Catchall-E-Mail in G Suite

Catchall-Adressen nehmen all diejenigen Nachrichten an, die an nicht existente Adressen innerhalb einer Domain Adressiert sind. So gehen diese normalerweise unzustellbaren Nachrichten nicht verloren, sondern werden in eine festgelegte Mailbox weitergeleitet.

Ein häufiges Szenario ist die Vergabe einer individuellen E-Mail-Adresse für jeden Online-Shop. So muss man seine tatsächliche E-Mail-Adresse nicht preisgeben und kann die jeweilige Alias-Adresse einfach sperren, wenn der Händler mal wieder seine Adresslisten an die Spam-Mafia verkauft hat.

Einrichtung

Die Einrichtung ist einfach – auch wenn Google die nötigen Funktionen etwas versteckt hat.

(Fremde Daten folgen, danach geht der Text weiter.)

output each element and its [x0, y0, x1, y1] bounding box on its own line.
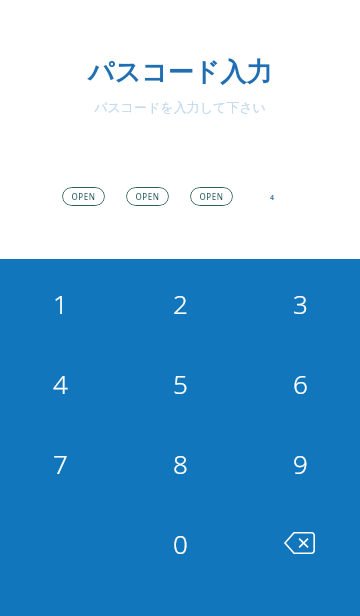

  1. Loggen Sie sich im Google Admin ein.
  2. Gehen Sie zu den Gmail-Einstellungen.
  3. Wählen Sie im Abschnitt “Standardrouting” die Option “Einstellung hinzufügen“.
  4. Wählen Sie als Envelope-Empfänger “Alle Empfänger” aus.
  5. Wählen Sie als Aktion “Nachricht ändern” und tragen Sie unter “Envelope-Empfänder ersetzen” die gewünschte Ziel-Adresse ein.
  6. Wählen Sie die Option “Diese Aktion nur bei nicht erkannten Adressen ausführen“. So werden nur die Nachrichten umgeleitet, die an nicht existierende Postfächer adressiert sind.
  7. Wahlweise kann man Nachrichten, die per Catchall-Alias empfangen wurden, mit einer Ergänzung in der Betreffzeile markieren. So wird es möglich, sie in Gmail über Regeln besonders zu behandeln und z.B. mit einem eigenen Label zu versehen.
  8. Klicken Sie “Speichern“.
Screenshot Routing-Einstellungen

Ab sofort erhalten Sie alle an Ihre Domain(s) adressierten Adressen in Ihr Postfach.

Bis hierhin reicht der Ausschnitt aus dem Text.